2022 Symposium Agenda
CDAR Symposium 2022 is on Friday, June 24, 2022, from 9:00 am to 6:00 pm. *Subject to change
|9:00 – 9:40 a.m.||REGISTRATION & BREAKFAST|
|9:40 – 9:50 a.m.||WELCOME: CDAR Year 8
Lisa Goldberg, co-Director, CDAR & BlackRock
|9:50 – 10:50 a.m.||
"Adding Resilience (R) to the ESG conversation"
Judith Rodin, The Rockefeller Foundation
Jeff Bohn, One Concern
Urbanization, climate change, and globalization have made physical risk more salient than ever before. As executives, investors, analysts, and regulators grapple with catastrophic risk arising from climate change, the question of resilience for property, infrastructure, and companies has become a new topic related to ESG conversations. In this conversation, Dr. Rodin will discuss recent developments in this emerging resilience space.
|10:50 – 11:10 a.m.||BREAK|
|11:10 – 12:10 p.m.||
"Impact of Impact Investing" joint with Jules van Binsbergen
Jonathan Berk, Stanford
We evaluate the quantitative impact of ESG divestitures. For divestitures to have impact they must change the cost of capital of affected firms. We derive a simple expression for the change in the cost of capital as a function of three inputs: (1) the fraction of socially conscious capital, (2) the fraction of targeted firms in the economy and (3) the correlation between the targeted firms and the rest of the stock market. Given the current state of ESG investment we find that the impact on the cost of capital is too small to meaningfully affect real investment decisions. We empirically corroborate these small estimates by studying firm changes in ESG status. When firms are either included or excluded from the leading socially conscious US index (FTSE USA 4Good) we find no detectable effect on the cost of capital. We conclude that current ESG divesture strategies have had little impact and will likely have little impact in the future. Our results suggest that to have impact, instead of divesting, socially conscious investors should invest and exercise their rights of control to change corporate policy.
|12:10 – 1:10 p.m.||LUNCH|
|1:10 – 2:10 p.m.||
“The Influence of Retail Investor Attention and Demand on Stock Prices”
Terrance Odean, UC Berkeley
Retail order imbalance positively predicts returns, but in aggregate retail investor trades lose money. Why? Order imbalance tests equally weight stocks, but retail purchases concentrate in stocks that subsequently underperform. Long-short strategies based on extreme quintiles of retail order imbalance earn annualized returns of -15.3% among stocks with heavy retail trading but earn 6.76% among other stocks. Our results reconcile the literatures on the performance of retail investors, the predictive content of retail order imbalance, and attention-induced trading and returns. We also find evidence that trades by retail investors with less knowledge, experience, and wealth are more likely to underperform.
|2:10 – 2:30 p.m.||
|2:30 – 3:30 p.m.||
"Artificial Intelligence, Algorithmic Pricing, and Collusion"
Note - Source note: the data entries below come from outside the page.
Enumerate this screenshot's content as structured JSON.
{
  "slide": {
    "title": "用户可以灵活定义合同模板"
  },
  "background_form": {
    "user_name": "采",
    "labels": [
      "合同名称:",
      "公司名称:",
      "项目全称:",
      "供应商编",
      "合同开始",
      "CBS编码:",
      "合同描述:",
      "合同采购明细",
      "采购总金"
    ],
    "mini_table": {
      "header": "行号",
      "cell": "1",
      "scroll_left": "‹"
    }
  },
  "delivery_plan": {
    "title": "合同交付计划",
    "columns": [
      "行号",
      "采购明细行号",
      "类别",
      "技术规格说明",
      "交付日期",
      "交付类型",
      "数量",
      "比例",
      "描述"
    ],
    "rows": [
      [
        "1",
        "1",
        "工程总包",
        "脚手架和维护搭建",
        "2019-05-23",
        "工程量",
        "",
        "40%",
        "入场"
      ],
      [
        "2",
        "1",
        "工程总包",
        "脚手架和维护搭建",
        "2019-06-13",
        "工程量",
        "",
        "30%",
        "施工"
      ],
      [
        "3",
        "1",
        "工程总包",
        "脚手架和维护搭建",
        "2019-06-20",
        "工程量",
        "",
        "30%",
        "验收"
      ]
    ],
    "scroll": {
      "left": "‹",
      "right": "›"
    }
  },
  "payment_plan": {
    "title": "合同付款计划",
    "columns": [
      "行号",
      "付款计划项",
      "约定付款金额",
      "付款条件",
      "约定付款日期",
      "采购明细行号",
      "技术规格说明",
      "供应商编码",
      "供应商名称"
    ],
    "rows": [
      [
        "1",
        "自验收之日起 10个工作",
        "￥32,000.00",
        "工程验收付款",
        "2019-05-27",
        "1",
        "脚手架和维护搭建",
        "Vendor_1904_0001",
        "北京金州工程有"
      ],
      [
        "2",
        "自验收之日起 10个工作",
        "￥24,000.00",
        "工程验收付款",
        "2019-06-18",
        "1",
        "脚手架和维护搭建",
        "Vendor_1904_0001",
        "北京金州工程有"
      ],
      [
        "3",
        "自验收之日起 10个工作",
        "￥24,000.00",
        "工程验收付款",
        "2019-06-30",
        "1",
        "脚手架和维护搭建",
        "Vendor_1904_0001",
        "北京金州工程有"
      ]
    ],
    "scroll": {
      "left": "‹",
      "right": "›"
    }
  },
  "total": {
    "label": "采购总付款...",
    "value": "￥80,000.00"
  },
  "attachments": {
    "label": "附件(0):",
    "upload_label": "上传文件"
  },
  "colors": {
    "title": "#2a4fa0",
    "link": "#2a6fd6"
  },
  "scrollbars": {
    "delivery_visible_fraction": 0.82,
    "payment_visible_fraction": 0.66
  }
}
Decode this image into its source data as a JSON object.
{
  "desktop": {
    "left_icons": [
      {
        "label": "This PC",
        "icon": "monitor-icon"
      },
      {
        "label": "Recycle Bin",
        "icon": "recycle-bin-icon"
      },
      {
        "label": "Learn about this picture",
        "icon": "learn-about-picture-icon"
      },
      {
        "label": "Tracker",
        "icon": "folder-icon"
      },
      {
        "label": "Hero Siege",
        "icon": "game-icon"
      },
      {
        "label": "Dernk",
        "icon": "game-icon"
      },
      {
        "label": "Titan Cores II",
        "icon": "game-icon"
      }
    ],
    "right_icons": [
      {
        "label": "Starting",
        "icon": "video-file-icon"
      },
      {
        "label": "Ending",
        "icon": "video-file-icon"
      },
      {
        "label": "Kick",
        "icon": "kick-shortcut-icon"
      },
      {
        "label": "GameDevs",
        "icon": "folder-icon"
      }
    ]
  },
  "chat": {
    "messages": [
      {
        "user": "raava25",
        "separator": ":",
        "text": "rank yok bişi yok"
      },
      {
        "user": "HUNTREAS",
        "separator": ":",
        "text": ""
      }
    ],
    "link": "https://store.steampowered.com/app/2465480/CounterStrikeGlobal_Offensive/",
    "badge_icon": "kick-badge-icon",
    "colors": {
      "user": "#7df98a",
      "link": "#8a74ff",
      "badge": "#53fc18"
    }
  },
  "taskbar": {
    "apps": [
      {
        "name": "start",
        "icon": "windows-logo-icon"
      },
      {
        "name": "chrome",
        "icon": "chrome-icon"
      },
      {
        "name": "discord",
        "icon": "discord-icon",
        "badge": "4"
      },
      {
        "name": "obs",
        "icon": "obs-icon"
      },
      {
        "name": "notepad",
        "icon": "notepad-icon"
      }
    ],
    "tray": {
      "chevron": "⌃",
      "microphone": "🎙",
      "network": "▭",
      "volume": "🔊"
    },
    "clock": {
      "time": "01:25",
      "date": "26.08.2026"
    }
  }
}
Emilio Calvano, University of Bologna
Increasingly, algorithms are supplanting human decision-makers in pricing goods and services. To analyze the possible consequences, we study experimentally the behavior of algorithms powered by Artificial Intelligence (Q-learning) in a workhorse oligopoly model of repeated price competition. We find that the algorithms consistently learn to charge supracompetitive prices, without communicating with one another. The high prices are sustained by collusive strategies with a finite phase of punishment followed by a gradual return to cooperation. This finding is robust to asymmetries in cost or demand, changes in the number of players, and various forms of uncertainty.
|3:30 – 6:00 p.m.||RECEPTION|
|3:50 – 4:50 p.m.||
Herb Lin, Stanford
Cyberattacks come in many flavors and varieties, and there is no clear understanding of what a cyberattack is. Means, ends, technologies, methodologies, and intentions are often conflated, resulting in substantial confusion and causing many of those affected by cybersecurity issues to talk past one another. This talk hopes to be a modest contribution to clarifying some of these conversations.